Estoy sentado en una gran piedra bajo los árboles del río San Marcos. Es una tarde soleada y se ven lejanos los pasados días de lluvia. Es un acto común y no trascenderá a la historia.
Sin embargo cuento con lo que nos permite vivir, con el viento fresco y el bufete de oxígeno puro destilado en la diversidad ecológica del pequeño riachuelo. Entre el cielo y la tierra, mi yo oficia la voz de un habitante con distintas preguntas y respuestas. Sin piedad estoy sentado junto a la más bonita época de mi infancia.
De a poco recojo memoria del agua profunda, del sonido desquebrajando el trino de las aves enamoradas de su significado. Chapoteo con los pies descalzos, descamino las escamas de los días y los años solos avanzando en el suelo. Estoy feliz escuchando el concierto de Moncayo en una banda local de pájaros.
Este era polvo, luego mar profundo, bahía de renacuajos y pozas. Hace mil años existe el río y nunca ha sido el mismo, cambia de un día a otro, como todo. Creo que los ríos también tuvieron infancia y libre albedrío antes de quedar en medio de las ciudades y los bulevares.
Pensar que un día el río soñó en ser Nilo atravesando la selva entre la colonia Mainero y el centro, creer en la eternidad del Eufrates con las doce tribus que arribaron a este sitio paradisiaco donde hoy me instalo. Pensar que no cumple años, ni celebra navidades y si está entre nosotros, nosotros lo vamos a ver cuando llueve, a ver cuánta agua baja de la sierra, si es verdad y notorio que se llevó el antiguo puente de la colonia Moderna, desbordó los vados del 17 y de la Modelo.
Con mis lentes para ver de lejos, me instalo en los edificios que crecieron a un costado como árboles de concreto armado. Veo el fondo del panorama donde el río se adelgaza y hay huercos echándose un clavado riendo, huecos de silencio por donde el río se moverá al pasado y recordaremos el agua pasando, los remansos ligeros y románticos de una foto.
En la superficie de un inesperado lago, salen de alguna parte libélulas moradas para ajustar el escenario que el maestro necesita para pintar su lienzo. Todos cabemos en el alfeizar del momento, todos cupimos en la historia de este vaso de agua suelto, huyendo de nosotros.
Poca gente acude a ver el río en las temporadas de larga sequía.

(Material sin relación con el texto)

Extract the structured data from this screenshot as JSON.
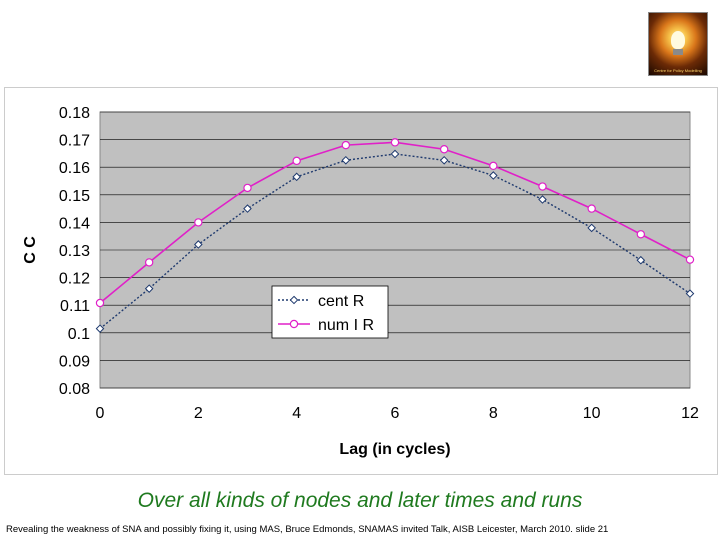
{
  "header": {
    "logo_caption": "Centre for Policy Modelling"
  },
  "chart_data": {
    "type": "line",
    "title": "",
    "xlabel": "Lag (in cycles)",
    "ylabel": "C C",
    "xlim": [
      0,
      12
    ],
    "ylim": [
      0.08,
      0.18
    ],
    "x_ticks": [
      "0",
      "2",
      "4",
      "6",
      "8",
      "10",
      "12"
    ],
    "y_ticks": [
      "0.08",
      "0.09",
      "0.1",
      "0.11",
      "0.12",
      "0.13",
      "0.14",
      "0.15",
      "0.16",
      "0.17",
      "0.18"
    ],
    "grid": true,
    "legend_position": "lower-center",
    "x": [
      0,
      1,
      2,
      3,
      4,
      5,
      6,
      7,
      8,
      9,
      10,
      11,
      12
    ],
    "series": [
      {
        "name": "cent R",
        "color": "#1f3a6e",
        "marker": "diamond",
        "line_style": "dotted",
        "values": [
          0.1015,
          0.116,
          0.132,
          0.145,
          0.1565,
          0.1625,
          0.1648,
          0.1625,
          0.157,
          0.1483,
          0.138,
          0.1263,
          0.1142
        ]
      },
      {
        "name": "num I R",
        "color": "#e020c8",
        "marker": "circle",
        "line_style": "solid",
        "values": [
          0.1108,
          0.1255,
          0.14,
          0.1525,
          0.1623,
          0.168,
          0.169,
          0.1665,
          0.1605,
          0.153,
          0.145,
          0.1357,
          0.1265
        ]
      }
    ]
  },
  "subtitle": "Over all kinds of nodes and later times and runs",
  "footer": "Revealing the weakness of SNA and possibly fixing it, using MAS, Bruce Edmonds, SNAMAS invited Talk, AISB Leicester, March 2010. slide 21"
}
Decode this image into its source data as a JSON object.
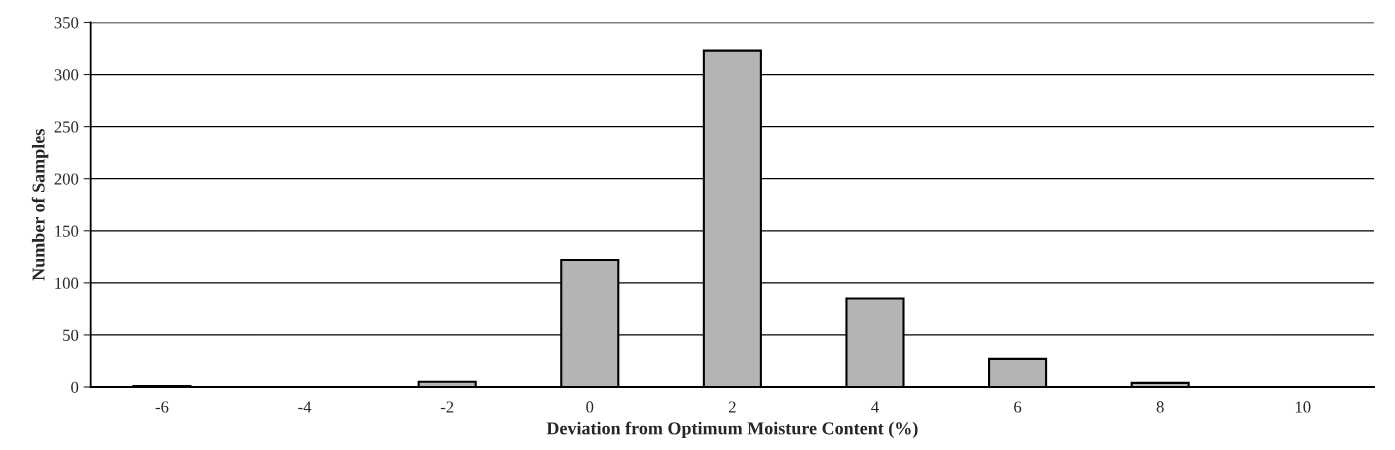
{
  "chart_data": {
    "type": "bar",
    "xlabel": "Deviation from Optimum Moisture Content (%)",
    "ylabel": "Number of Samples",
    "categories": [
      "-6",
      "-4",
      "-2",
      "0",
      "2",
      "4",
      "6",
      "8",
      "10"
    ],
    "values": [
      1,
      0,
      5,
      122,
      323,
      85,
      27,
      4,
      0
    ],
    "color": "#b4b4b4",
    "ylim": [
      0,
      350
    ],
    "yticks": [
      0,
      50,
      100,
      150,
      200,
      250,
      300,
      350
    ],
    "grid": "y",
    "legend": false
  }
}
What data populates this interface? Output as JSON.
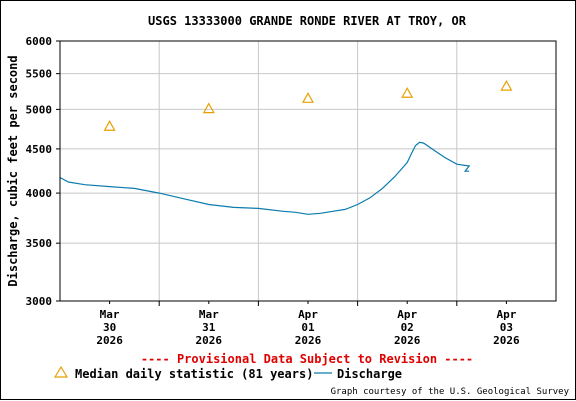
{
  "chart_data": {
    "type": "line",
    "title": "USGS 13333000 GRANDE RONDE RIVER AT TROY, OR",
    "ylabel": "Discharge, cubic feet per second",
    "xlabel": "",
    "y_scale": "log",
    "ylim": [
      3000,
      6000
    ],
    "y_ticks": [
      3000,
      3500,
      4000,
      4500,
      5000,
      5500,
      6000
    ],
    "xlim": [
      "2026-03-29 12:00",
      "2026-04-03 12:00"
    ],
    "x_ticks": [
      {
        "month": "Mar",
        "day": "30",
        "year": "2026"
      },
      {
        "month": "Mar",
        "day": "31",
        "year": "2026"
      },
      {
        "month": "Apr",
        "day": "01",
        "year": "2026"
      },
      {
        "month": "Apr",
        "day": "02",
        "year": "2026"
      },
      {
        "month": "Apr",
        "day": "03",
        "year": "2026"
      }
    ],
    "grid": true,
    "notice": "---- Provisional Data Subject to Revision ----",
    "credit": "Graph courtesy of the U.S. Geological Survey",
    "series": [
      {
        "name": "Median daily statistic (81 years)",
        "marker": "triangle",
        "color": "#e8a000",
        "x": [
          "2026-03-30 00:00",
          "2026-03-31 00:00",
          "2026-04-01 00:00",
          "2026-04-02 00:00",
          "2026-04-03 00:00"
        ],
        "values": [
          4780,
          5010,
          5150,
          5220,
          5320
        ]
      },
      {
        "name": "Discharge",
        "marker": "line",
        "color": "#0a7cae",
        "x": [
          "2026-03-29 12:00",
          "2026-03-29 14:00",
          "2026-03-29 18:00",
          "2026-03-30 00:00",
          "2026-03-30 06:00",
          "2026-03-30 12:00",
          "2026-03-30 18:00",
          "2026-03-31 00:00",
          "2026-03-31 06:00",
          "2026-03-31 12:00",
          "2026-03-31 18:00",
          "2026-03-31 21:00",
          "2026-04-01 00:00",
          "2026-04-01 03:00",
          "2026-04-01 06:00",
          "2026-04-01 09:00",
          "2026-04-01 12:00",
          "2026-04-01 15:00",
          "2026-04-01 18:00",
          "2026-04-01 21:00",
          "2026-04-02 00:00",
          "2026-04-02 01:00",
          "2026-04-02 02:00",
          "2026-04-02 03:00",
          "2026-04-02 04:00",
          "2026-04-02 06:00",
          "2026-04-02 09:00",
          "2026-04-02 12:00",
          "2026-04-02 15:00",
          "2026-04-02 14:00",
          "2026-04-02 15:00"
        ],
        "values": [
          4170,
          4120,
          4090,
          4070,
          4050,
          4000,
          3940,
          3880,
          3850,
          3840,
          3810,
          3800,
          3780,
          3790,
          3810,
          3830,
          3880,
          3950,
          4050,
          4180,
          4340,
          4440,
          4540,
          4580,
          4570,
          4500,
          4400,
          4320,
          4300,
          4240,
          4240
        ]
      }
    ]
  }
}
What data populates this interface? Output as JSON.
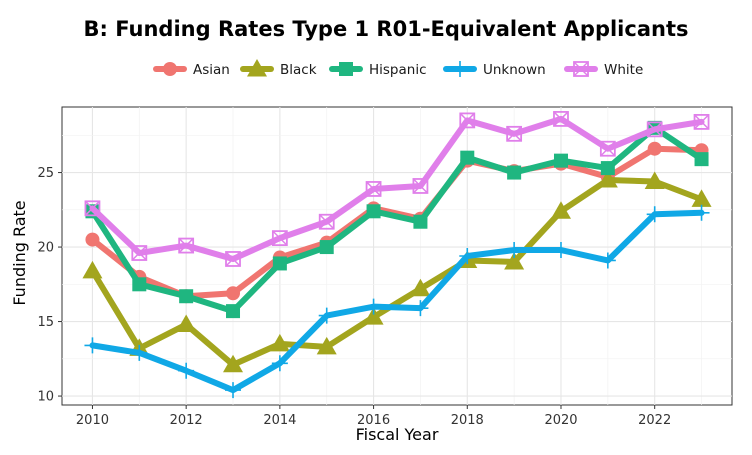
{
  "chart_data": {
    "type": "line",
    "title": "B: Funding Rates Type 1 R01-Equivalent Applicants",
    "xlabel": "Fiscal Year",
    "ylabel": "Funding Rate",
    "x": [
      2010,
      2011,
      2012,
      2013,
      2014,
      2015,
      2016,
      2017,
      2018,
      2019,
      2020,
      2021,
      2022,
      2023
    ],
    "xlim": [
      2009.35,
      2023.65
    ],
    "ylim": [
      9.4,
      29.4
    ],
    "xticks": [
      2010,
      2012,
      2014,
      2016,
      2018,
      2020,
      2022
    ],
    "yticks": [
      10,
      15,
      20,
      25
    ],
    "grid": true,
    "legend_position": "top",
    "series": [
      {
        "name": "Asian",
        "color": "#f07570",
        "marker": "circle",
        "values": [
          20.5,
          18.0,
          16.7,
          16.9,
          19.3,
          20.3,
          22.6,
          21.9,
          25.8,
          25.1,
          25.6,
          24.7,
          26.6,
          26.5
        ]
      },
      {
        "name": "Black",
        "color": "#a3a51e",
        "marker": "triangle",
        "values": [
          18.4,
          13.2,
          14.8,
          12.1,
          13.5,
          13.3,
          15.3,
          17.2,
          19.1,
          19.0,
          22.4,
          24.5,
          24.4,
          23.2
        ]
      },
      {
        "name": "Hispanic",
        "color": "#1fb680",
        "marker": "square",
        "values": [
          22.4,
          17.5,
          16.7,
          15.7,
          18.9,
          20.0,
          22.4,
          21.7,
          26.0,
          25.0,
          25.8,
          25.3,
          28.0,
          25.9
        ]
      },
      {
        "name": "Unknown",
        "color": "#10a8e6",
        "marker": "plus",
        "values": [
          13.4,
          12.9,
          11.7,
          10.4,
          12.2,
          15.4,
          16.0,
          15.9,
          19.4,
          19.8,
          19.8,
          19.1,
          22.2,
          22.3
        ]
      },
      {
        "name": "White",
        "color": "#e07fea",
        "marker": "square-cross",
        "values": [
          22.6,
          19.6,
          20.1,
          19.2,
          20.6,
          21.7,
          23.9,
          24.1,
          28.5,
          27.6,
          28.6,
          26.6,
          27.9,
          28.4
        ]
      }
    ]
  }
}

La gente de a pie, ese ejército invencible, hizo veredas bajo los grandes puentes que une dos partes. También la gente es río cuando pasa y no vuelve.
Vine porque el río suena, vine a ver el fuego mojado, el cristal de agua y el espejo quebrado en las arrugas de mi cara. Vine pues de nuevo el río es novedad en mi ciudad y, no sé ustedes, pero para estar bien esta tarde es suficiente.
Un viernes o un sábado, no sé si lo soñaron antes, llegaron unos hombres armados con herramientas y construyeron un puente y luego otros. Había tablones y gruesos maderos para hacer justo uno más por donde pasara el tren y pasaba.
Hubo ideas para amortiguar la temporada cuando el río está seco: canchas de fútbol, ferias de pueblo, pistas de carreras entre las piedras. Cuando llovió el río mostró su vocación llevándose las porterías y los tiros de esquina, los penaltis anotados por los muchachos de la colonia San Marcos.
Preparé esta frase desde la mañana. No podré evitar venir a ver el agua que pasa, aunque miraran a los ojos y lo prohibieran, he guardado un poco de lo vivido por los ojos, a la izquierda está mi casa, por ejemplo, no puedo evitar, en el precipicio del tiempo, quitarme la ropa, entrar al interior y ser parte de la paz, la armonía y el vértigo… de la inercia que me empuja río abajo.